Completely by accident! I had fully intended to be an architect or an engineer right up until a week or two before the CAO deadline in sixth year. Then Tommie Gorman from RTÉ happened to visit my school for a show he was filming, and they asked me to show him around. He brought such energy and enthusiasm to what he was doing which set off in my head that you can actually get paid to do something you love! When I combined that with my natural love of talking and being a little nosy (as well as the bottom falling out of the construction industry at that time) it made sense that a career in radio could be on the cards. On his way out the door, I asked Tommie how to become a journalist and to be fair to him he gave me some sage advice. I changed my CAO to journalism in DCU the next day.
How do you think the profession is evolving?
It is already very different from when I started working professionally eight years ago. For one the industry is contracting and there are fewer jobs. When I started there was every chance that at an event you would have journalists from Newstalk, Today FM, 98FM, FM104, RTÉ and TV3 (as it was then). Whereas now there is usually only one radio reporter there representing and filing to the entire independent broadcast market.
You’re also nothing without content online and on social media. I don’t think we’ve quite reached the tipping point where more people are getting their news from social media than are getting it on the radio, especially with the resurgence it’s had during Covid, but things are definitely trending towards online. Which also means you need to be able to tailor your content for other platforms. How I present something in a 5-minute radio interview naturally has to be different to how I tell the same story in a 280-character tweet.
There is more of a responsibility now to get things right in this generation of fake news. Spin, propaganda and lies have always been there but with everyone carrying a mini-supercomputer in their pocket now it’s never been easier to spread. The longevity test for journalists and media outlets will be won on trust in good, fair and accurate reporting.
What are the challenges of working in broadcast media?
The immediacy of radio has probably helped journalists who work in it to adapt more quickly to online journalism. One of the difficulties is turning around content for many more platforms than before. So, if there is a government announcement at quarter to the hour it needs to be in the bulletin at the top of that hour, preferably with audio. That means you’re trying to take in the announcement, write it up, cut the audio clip and usually to live tweet the highlights as well. All while trying to think of what question you should ask when the speeches stop! So it’s very fast paced.
On a broader note broadcasters are obviously facing all sorts of revenue difficulties and though Communicorp and Virgin Media are pumping out high-quality public service broadcasting we get no slice of the TV licence fee to support that and reform seems to be happening at a glacial pace.
“The immediacy of radio has probably helped journalists who work in it to adapt more quickly to online journalism.”
Who do you admire most within the industry and why?
What many people might not realise is a very large portion of the political journalists putting out the best stuff at the moment are very young and are only in their late 20s or early 30s. The whole team at the Irish Examiner, Jennifer Bray with the Irish Times, Ciara Phelan at the Mirror and Christina Finn with TheJournal in particular are very sharp and tell the news in a way that’s really accessible for real people with very little government nonsense or jargon. Though I’d have to say it’s the former holder of my job Gavan Reilly from Virgin Media who I admire most. I’m lucky enough to share an office with him, which is like sitting next to a supercomputer with a sense of humour. He’s really leading the way when it comes to this new age of social media journalism.
On the broadcasting front, someone I hugely admire is Joe Molloy from Off The Ball. The way he puts guests at total ease even with difficult subjects means he draws much more from an interview than most people. Will O’Callaghan also of OTB should get a mention too. I don’t know anyone else who could transition from pure sports broadcasting to guest hosting The Last Word with as much ease and skill.

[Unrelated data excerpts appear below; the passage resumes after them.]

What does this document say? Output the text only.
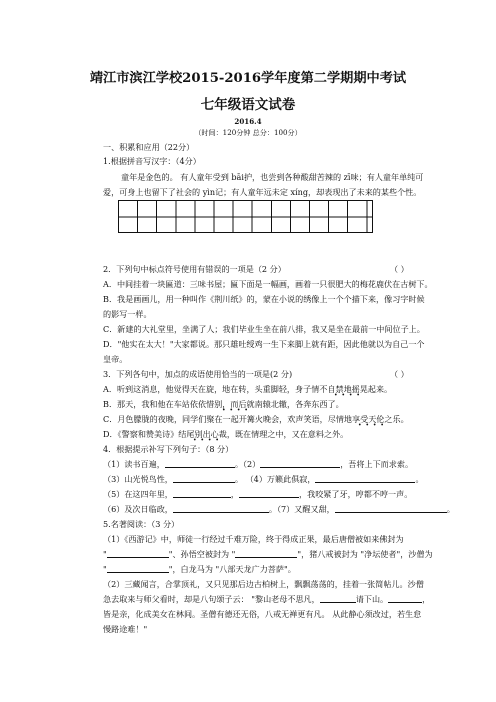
靖江市滨江学校2015-2016学年度第二学期期中考试
七年级语文试卷
2016.4
（时间：120分钟 总分：100分）
一、积累和应用（22分）
1.根据拼音写汉字：（4分）
童年是金色的。 有人童年受到 bāi护，也尝到各种酸甜苦辣的 zī味；有人童年单纯可
爱，可身上也留下了社会的 yìn记；有人童年远未定 xíng，却表现出了未来的某些个性。
2．下列句中标点符号使用有错误的一项是（2 分）	（ ）
A．中间挂着一块匾道：三味书屋；匾下面是一幅画，画着一只很肥大的梅花鹿伏在古树下。
B．我是画画儿，用一种叫作《荆川纸》的，蒙在小说的绣像上一个个描下来，像习字时候
的影写一样。
C．新建的大礼堂里，坐满了人；我们毕业生坐在前八排，我又是坐在最前一中间位子上。
D．"他实在太大！"大家都说。那只雄吐绶鸡一生下来脚上就有距，因此他就以为自己一个
皇帝。
3．下列各句中，加点的成语使用恰当的一项是(2 分)	（ ）
A．听到这消息，他觉得天在旋，地在转，头重脚轻，身子情不自禁地摇晃起来。
• • • •
B．那天，我和他在车站依依惜别，而后就南辕北辙，各奔东西了。
• • • •
C．月色朦胧的夜晚，同学们聚在一起开篝火晚会，欢声笑语，尽情地享受天伦之乐。
• • • •
D．《警察和赞美诗》结尾别出心裁，既在情理之中，又在意料之外。
• • • •
4．根据提示补写下列句子：（8 分）
（1）读书百遍，	。（2）	，吾将上下而求索。
（3）山光悦鸟性，	。 （4）万籁此俱寂，	。
（5）在这四年里，	，	，我咬紧了牙，哼都不哼一声。
（6）及次日临政，	。（7）又醒又甜，	。
5.名著阅读：（3 分）
（1）《西游记》中，师徒一行经过千难万险，终于得成正果，最后唐僧被如来佛封为
"	"、孙悟空被封为 "	"，猪八戒被封为 "净坛使者"，沙僧为
"	"，白龙马为 "八部天龙广力菩萨"。
（2）三藏闻言，合掌顶礼，又只见那后边古柏树上，飘飘荡荡的，挂着一张简帖儿。沙僧
急去取来与师父看时，却是八句颂子云： "黎山老母不思凡，	请下山。	，
皆是亲，化成美女在林间。圣僧有德还无俗，八戒无禅更有凡。 从此静心须改过，若生怠
慢路途难！"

What has been your most significant story or project to date?
It’s hard to look past Covid-19 as the most significant, all-consuming story I’ve ever covered and possibly that I will ever cover. I’ll never forget being on the steps of Blair House, across from the White House, that morning in March 2020 when then Taoiseach Leo Varadkar announced the schools were to shut and life was turned upside-down for all of us. It’s strange to think that at 27 years old I might never cover a story as big as this again.

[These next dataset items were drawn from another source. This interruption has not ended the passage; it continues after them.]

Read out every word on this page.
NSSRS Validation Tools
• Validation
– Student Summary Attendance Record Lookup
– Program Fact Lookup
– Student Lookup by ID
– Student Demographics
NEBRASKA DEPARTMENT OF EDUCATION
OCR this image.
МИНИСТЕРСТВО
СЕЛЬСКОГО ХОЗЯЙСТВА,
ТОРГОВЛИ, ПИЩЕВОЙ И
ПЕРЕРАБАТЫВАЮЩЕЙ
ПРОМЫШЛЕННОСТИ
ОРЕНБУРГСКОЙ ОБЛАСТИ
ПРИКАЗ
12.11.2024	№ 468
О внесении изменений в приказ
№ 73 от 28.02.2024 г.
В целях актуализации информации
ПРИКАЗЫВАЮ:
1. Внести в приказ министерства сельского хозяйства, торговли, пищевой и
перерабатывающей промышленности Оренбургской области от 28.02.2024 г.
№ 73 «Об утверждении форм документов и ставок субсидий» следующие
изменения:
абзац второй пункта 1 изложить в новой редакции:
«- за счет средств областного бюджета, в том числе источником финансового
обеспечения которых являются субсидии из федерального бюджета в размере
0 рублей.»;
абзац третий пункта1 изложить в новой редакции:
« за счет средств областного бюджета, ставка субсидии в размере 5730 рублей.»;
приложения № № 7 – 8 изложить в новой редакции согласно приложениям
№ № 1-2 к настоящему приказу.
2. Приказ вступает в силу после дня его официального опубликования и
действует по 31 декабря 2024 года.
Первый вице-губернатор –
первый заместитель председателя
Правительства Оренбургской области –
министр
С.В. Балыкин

As for the story that probably will stay with me the longest, it would have to be the inquest into the Buncrana pier tragedy in 2017. It was incredibly harrowing to hear the details of the deaths of the five members of one family, including three children. You learn to contain your emotions in journalism and report impartially but when the microphone goes off stories like that stay with you.

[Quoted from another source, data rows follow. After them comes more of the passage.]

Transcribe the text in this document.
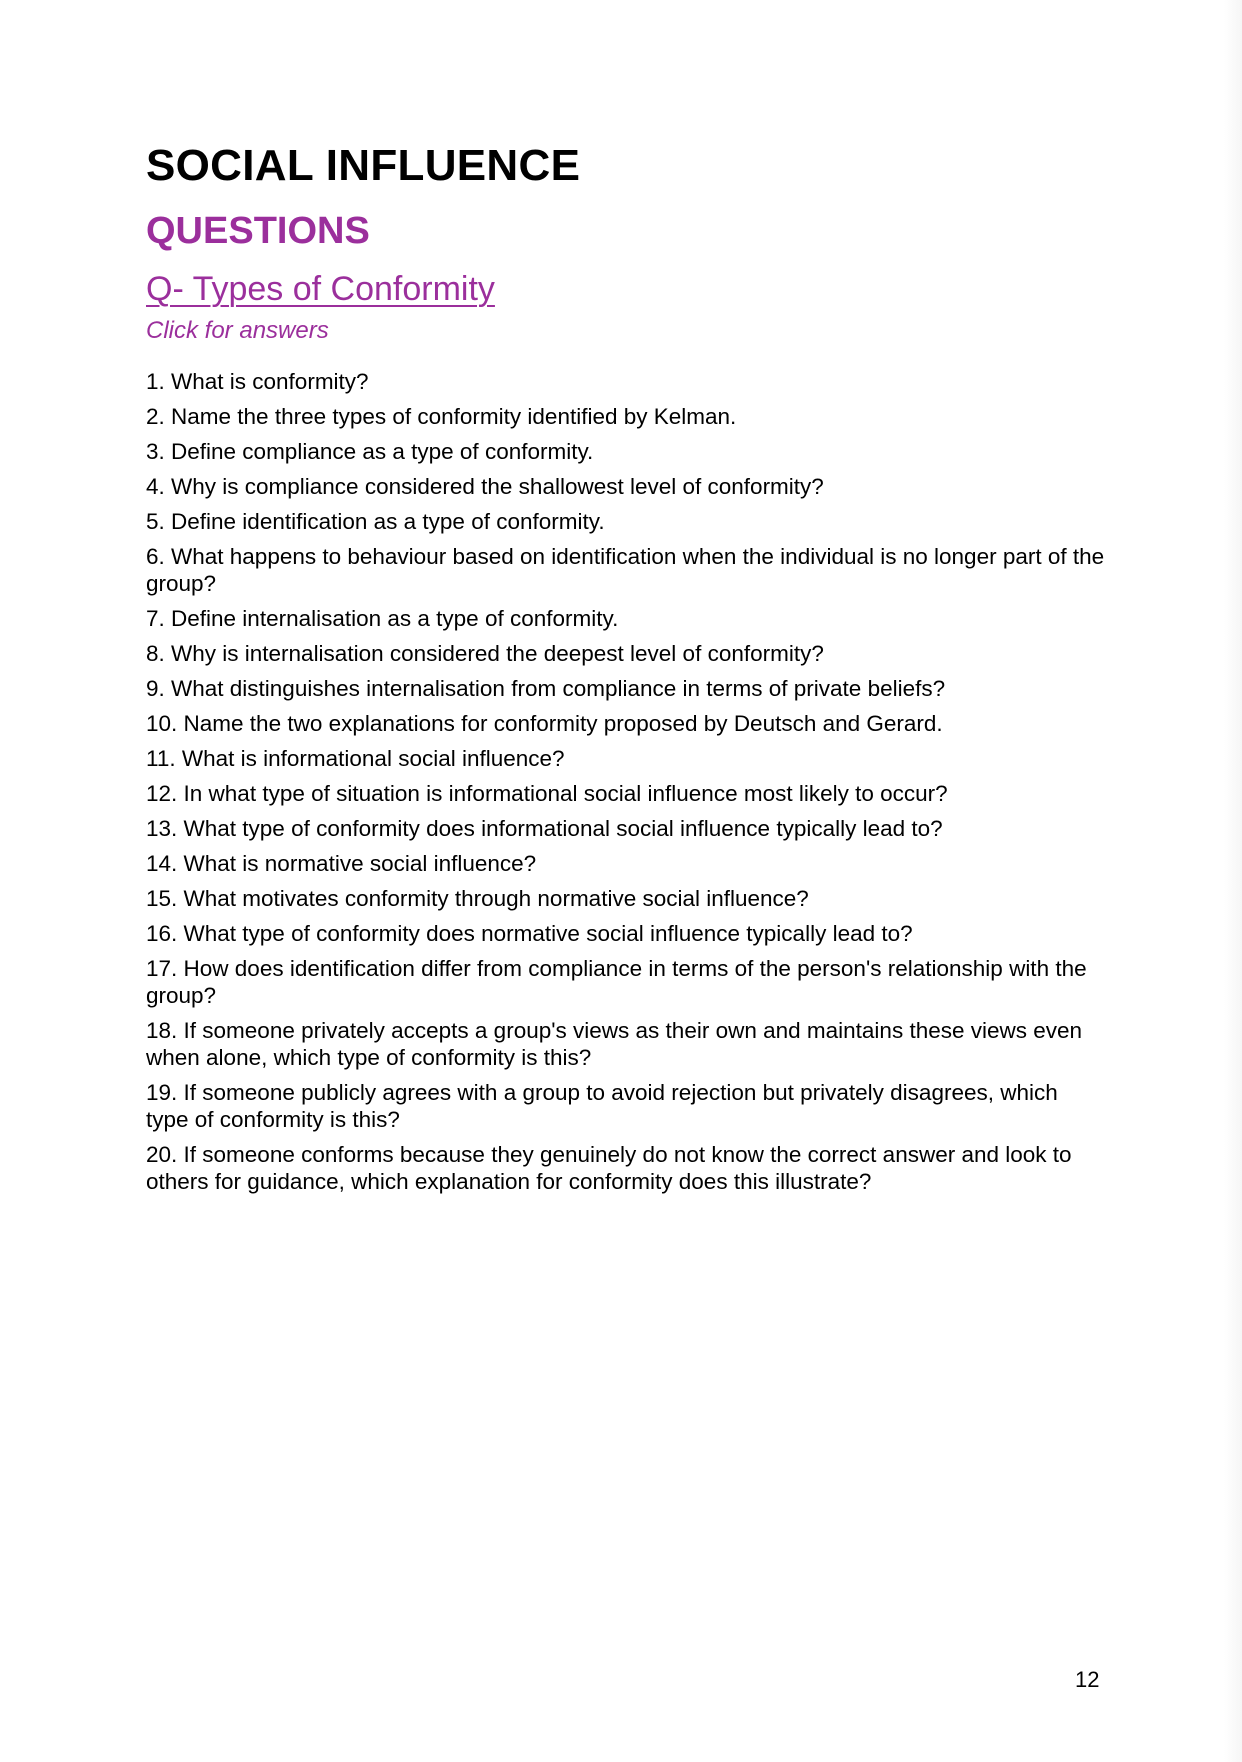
SOCIAL INFLUENCE
QUESTIONS
Q- Types of Conformity
Click for answers
1. What is conformity?
2. Name the three types of conformity identified by Kelman.
3. Define compliance as a type of conformity.
4. Why is compliance considered the shallowest level of conformity?
5. Define identification as a type of conformity.
6. What happens to behaviour based on identification when the individual is no longer part of the group?
7. Define internalisation as a type of conformity.
8. Why is internalisation considered the deepest level of conformity?
9. What distinguishes internalisation from compliance in terms of private beliefs?
10. Name the two explanations for conformity proposed by Deutsch and Gerard.
11. What is informational social influence?
12. In what type of situation is informational social influence most likely to occur?
13. What type of conformity does informational social influence typically lead to?
14. What is normative social influence?
15. What motivates conformity through normative social influence?
16. What type of conformity does normative social influence typically lead to?
17. How does identification differ from compliance in terms of the person's relationship with the group?
18. If someone privately accepts a group's views as their own and maintains these views even when alone, which type of conformity is this?
19. If someone publicly agrees with a group to avoid rejection but privately disagrees, which type of conformity is this?
20. If someone conforms because they genuinely do not know the correct answer and look to others for guidance, which explanation for conformity does this illustrate?
12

How do you spend your time outside of work?
Well at the moment the same way as everyone else; not doing a whole lot! I genuinely loved going for long walks before Covid but now they’re getting a bit tiresome. I love going to concerts and festivals and the day I can see Luke O’Neill on stage with his band instead of on TV talking about the virus will be a good one. I’m a bit of a bookworm which has been a great help over the last year. At the start of lockdown I bought a PlayStation and some weights; one of those has gotten a lot of use!